Hedge fund managers are piling into short positions in ESG stocks as they hunt for bogus green claims and valuations inflated by record stimulus.
Bloated prices can be found “all over ESG,” according to Soren Aandahl, the founder and chief investment officer of Texas-based Blue Orca Capital LLC. He says he didn’t set out to target ESG but, here and now, the “great shorts just happen to be in the ESG space.”
There’s “so much capital chasing” ESG assets, but there are “so few good ideas,” Aandahl said in an interview. He argues that using short positions to expose bad bets “will actually make a positive difference for the earth and environment.”
Companies making environmental, social and governance claims are bumping up against an increasingly skeptical wall of investors looking for more than just lofty ESG talk. That’s as ESG and sustainability statements full of hard-to-quantify language become ubiquitous across the corporate landscape.
Regulators are racing to put in place frameworks that limit ESG hype, but the process is drawn out and hampered by legal challenges in the US. Hedge funds, meanwhile, may offer a faster route to exposing greenwashing.
Blue Orca rose to prominence in 2018 when its criticism of corporate governance at Samsonite International SA led to the resignation of the luggage maker’s chief executive officer. Announcements that it’s shorting a stock often get followed by flash selloffs.
Stocks currently being shorted by Blue Orca include Enviva Inc., a biomass fuel producer that has an ESG rating of “A” at MSCI. It’s down almost 90% this year, after suffering losses amid reported maintenance and operational issues.
Other shorts include Li-Cycle Holdings Corp., a battery recycling special purpose acquisition company whose market value is down about 20% this year as lithium and cobalt prices fall.
Aandahl is far from alone in shorting ESG stocks, as hedge funds zero in on companies that were supposed to benefit from climate stimulus packages such as the Inflation Reduction Act. Their short bets are turbo-charging a wider selloff in several categories of green stocks that are being pummeled by everything from higher interest rates to supply-chain bottlenecks.
The IRA, which was signed into law by President Joe Biden in August 2022, may end up channeling as much as $3.3 trillion into renewable technologies and other green assets over the coming decade, according to analysts at Goldman Sachs Group Inc. Environmentalists and Wall Street heavyweights such as JPMorgan Chase & Co. are among those betting the law will be a game changer for the green economy.
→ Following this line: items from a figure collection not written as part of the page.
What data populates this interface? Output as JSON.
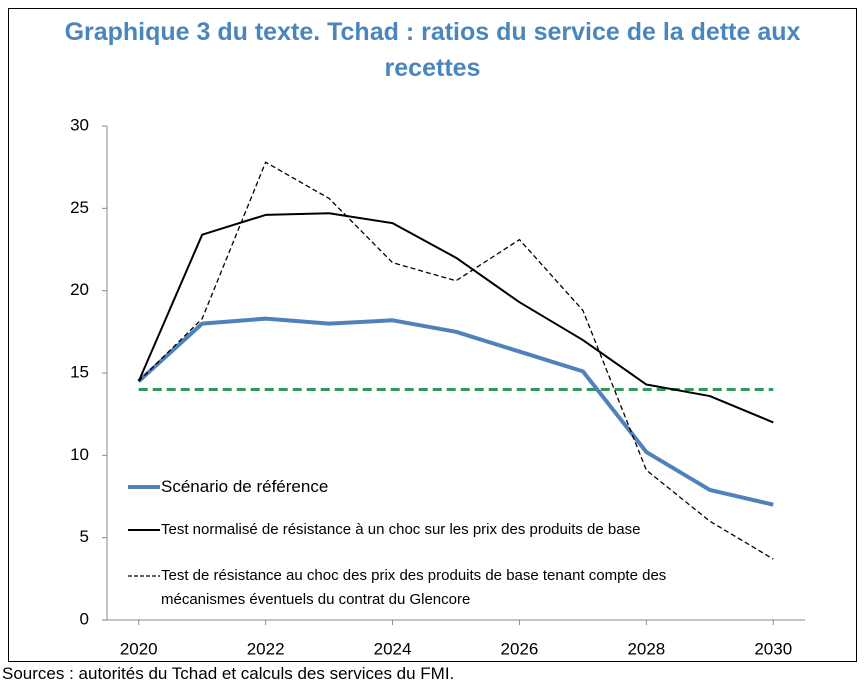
{
  "chart_data": {
    "type": "line",
    "title": "Graphique 3 du texte. Tchad : ratios du service de la dette aux recettes",
    "source": "Sources : autorités du Tchad et calculs des services du FMI.",
    "x": [
      2020,
      2021,
      2022,
      2023,
      2024,
      2025,
      2026,
      2027,
      2028,
      2029,
      2030
    ],
    "xlim": [
      2019.5,
      2030.5
    ],
    "xticks": [
      2020,
      2022,
      2024,
      2026,
      2028,
      2030
    ],
    "ylim": [
      0,
      30
    ],
    "yticks": [
      0,
      5,
      10,
      15,
      20,
      25,
      30
    ],
    "legend": "bottom-left",
    "series": [
      {
        "name": "Scénario de référence",
        "color": "#4f81bd",
        "style": "solid",
        "width": 4,
        "values": [
          14.5,
          18.0,
          18.3,
          18.0,
          18.2,
          17.5,
          16.3,
          15.1,
          10.2,
          7.9,
          7.0
        ]
      },
      {
        "name": "Test normalisé de résistance à un choc sur les prix des produits de base",
        "color": "#000000",
        "style": "solid",
        "width": 2,
        "values": [
          14.5,
          23.4,
          24.6,
          24.7,
          24.1,
          22.0,
          19.3,
          17.0,
          14.3,
          13.6,
          12.0
        ]
      },
      {
        "name": "Test de résistance au choc des prix des produits de base tenant compte des mécanismes éventuels du contrat du Glencore",
        "color": "#000000",
        "style": "dashed",
        "width": 1.3,
        "values": [
          14.5,
          18.3,
          27.8,
          25.6,
          21.7,
          20.6,
          23.1,
          18.8,
          9.1,
          6.0,
          3.7
        ]
      }
    ],
    "reference_line": {
      "x": [
        2020,
        2030
      ],
      "y": 14,
      "color": "#2e9a5a"
    }
  }
}
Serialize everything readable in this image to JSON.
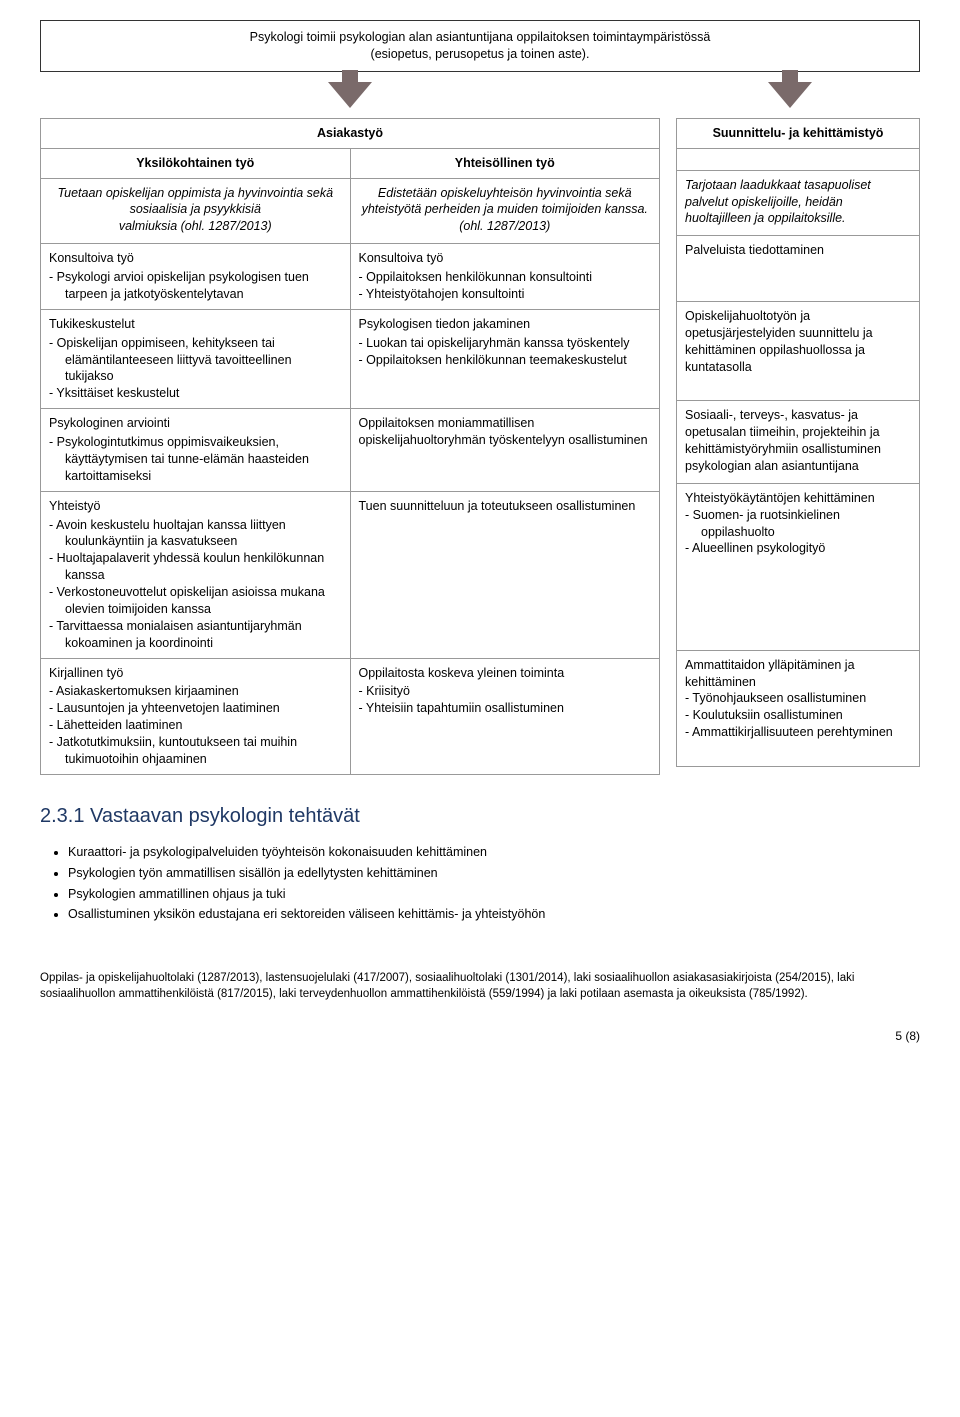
{
  "topBox": {
    "line1": "Psykologi toimii psykologian alan asiantuntijana oppilaitoksen toimintaympäristössä",
    "line2": "(esiopetus, perusopetus ja toinen aste)."
  },
  "mainTable": {
    "headerSpan": "Asiakastyö",
    "subHeaderLeft": "Yksilökohtainen työ",
    "subHeaderRight": "Yhteisöllinen työ",
    "rows": [
      {
        "left": {
          "intro_ital": "Tuetaan opiskelijan oppimista ja hyvinvointia sekä\nsosiaalisia ja psyykkisiä\nvalmiuksia (ohl. 1287/2013)"
        },
        "right": {
          "intro_ital": "Edistetään opiskeluyhteisön hyvinvointia sekä yhteistyötä perheiden ja muiden toimijoiden kanssa.\n(ohl. 1287/2013)"
        }
      },
      {
        "left": {
          "head": "Konsultoiva työ",
          "items": [
            "Psykologi arvioi opiskelijan psykologisen tuen tarpeen ja jatkotyöskentelytavan"
          ]
        },
        "right": {
          "head": "Konsultoiva työ",
          "items": [
            "Oppilaitoksen henkilökunnan konsultointi",
            "Yhteistyötahojen konsultointi"
          ]
        }
      },
      {
        "left": {
          "head": "Tukikeskustelut",
          "items": [
            "Opiskelijan oppimiseen, kehitykseen tai elämäntilanteeseen liittyvä tavoitteellinen tukijakso",
            "Yksittäiset keskustelut"
          ]
        },
        "right": {
          "head": "Psykologisen tiedon jakaminen",
          "items": [
            "Luokan tai opiskelijaryhmän kanssa työskentely",
            "Oppilaitoksen henkilökunnan teemakeskustelut"
          ]
        }
      },
      {
        "left": {
          "head": "Psykologinen arviointi",
          "items": [
            "Psykologintutkimus oppimisvaikeuksien, käyttäytymisen tai tunne-elämän haasteiden kartoittamiseksi"
          ]
        },
        "right": {
          "plain": "Oppilaitoksen moniammatillisen opiskelijahuoltoryhmän työskentelyyn osallistuminen"
        }
      },
      {
        "left": {
          "head": "Yhteistyö",
          "items": [
            "Avoin keskustelu huoltajan kanssa liittyen koulunkäyntiin ja kasvatukseen",
            "Huoltajapalaverit yhdessä koulun henkilökunnan kanssa",
            "Verkostoneuvottelut opiskelijan asioissa mukana olevien toimijoiden kanssa",
            "Tarvittaessa monialaisen asiantuntijaryhmän kokoaminen ja koordinointi"
          ]
        },
        "right": {
          "plain": "Tuen suunnitteluun ja toteutukseen osallistuminen"
        }
      },
      {
        "left": {
          "head": "Kirjallinen työ",
          "items": [
            "Asiakaskertomuksen kirjaaminen",
            "Lausuntojen ja yhteenvetojen laatiminen",
            "Lähetteiden laatiminen",
            "Jatkotutkimuksiin, kuntoutukseen tai muihin tukimuotoihin ohjaaminen"
          ]
        },
        "right": {
          "head": "Oppilaitosta koskeva yleinen toiminta",
          "items": [
            "Kriisityö",
            "Yhteisiin tapahtumiin osallistuminen"
          ]
        }
      }
    ]
  },
  "sideTable": {
    "header": "Suunnittelu- ja kehittämistyö",
    "rows": [
      {
        "ital": "Tarjotaan laadukkaat tasapuoliset palvelut opiskelijoille, heidän huoltajilleen ja oppilaitoksille."
      },
      {
        "plain": "Palveluista tiedottaminen"
      },
      {
        "plain": "Opiskelijahuoltotyön ja opetusjärjestelyiden suunnittelu ja kehittäminen oppilashuollossa ja kuntatasolla"
      },
      {
        "plain": "Sosiaali-, terveys-, kasvatus- ja opetusalan tiimeihin, projekteihin ja kehittämistyöryhmiin osallistuminen psykologian alan asiantuntijana"
      },
      {
        "head": "Yhteistyökäytäntöjen kehittäminen",
        "items": [
          "Suomen- ja ruotsinkielinen oppilashuolto",
          "Alueellinen psykologityö"
        ]
      },
      {
        "head": "Ammattitaidon ylläpitäminen ja kehittäminen",
        "items": [
          "Työnohjaukseen osallistuminen",
          "Koulutuksiin osallistuminen",
          "Ammattikirjallisuuteen perehtyminen"
        ]
      }
    ]
  },
  "section": {
    "title": "2.3.1  Vastaavan psykologin tehtävät",
    "bullets": [
      "Kuraattori- ja psykologipalveluiden työyhteisön kokonaisuuden kehittäminen",
      "Psykologien työn ammatillisen sisällön ja edellytysten kehittäminen",
      "Psykologien ammatillinen ohjaus ja tuki",
      "Osallistuminen yksikön edustajana eri sektoreiden väliseen kehittämis- ja yhteistyöhön"
    ]
  },
  "legal": "Oppilas- ja opiskelijahuoltolaki (1287/2013), lastensuojelulaki (417/2007), sosiaalihuoltolaki (1301/2014), laki sosiaalihuollon asiakasasiakirjoista (254/2015), laki sosiaalihuollon ammattihenkilöistä (817/2015), laki terveydenhuollon ammattihenkilöistä (559/1994) ja laki potilaan asemasta ja oikeuksista (785/1992).",
  "pageNum": "5 (8)"
}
But here and now, investors are increasingly trying to figure out which companies — and in some cases whole sectors — will falter once the effect of those subsidies fades. Argonaut Capital Partners is shorting green hydrogen stocks and some wind turbine producers, while Geneva-based Anaconda Invest is short solar stocks in the US.
David Allen, head of long-short strategies at Australia-based hedge fund Plato Investment Management, says he has over 100 ESG “red flag” metrics that he screens for before placing a bet. He’s among short sellers to have made a combined $111 million this year through Sept. 21 by betting against GCL Technology shares, according to data provider Ortex.
Funds shorting solar battery storage system maker Enphase Energy Inc. and inverter maker SolarEdge Technologies Inc. made about $1.5 billion in total over the same period, the data show.
Even hedge funds whose strategies are dedicated to supporting renewable energy have acknowledged that some green sectors look bleak at the moment. Per Lekander, chief executive of London-based hedge fund Clean Energy Transition, says the wind turbine industry now needs “a complete reset” as investors face a “very long period with very disappointing growth.”
Hitomi Kimura, an analyst at Bloomberg Intelligence, says the slump in clean energy stocks over the past year is in large part due to “macro drivers” rather than “fundamentals.” But the upshot is that some may end up being removed from exchange-traded funds. A case in point, according to Kimura, is Taiwanese solar conductive-paste maker Gigasolar Materials Corp.
“Rising short interest — up to 67% for Gigasolar — has likely contributed to violating the required market cap and liquidity rules to be retained as ETFs,” she said in a Sept. 15 note. “Yet most of these companies remain profitable, with 15-30% margins, suggesting their underperformance has been driven by sector headwinds, including rising borrowing costs for the sector’s high investment needs.”
Aandahl at Blue Orca says it’s now clear that the vast sums of cash being made available for ESG stocks are propping up some companies that wouldn’t survive on their own.
Climate stimulus is feeding “an asset bubble in this space” and sustaining some “completely terrible companies,” he said.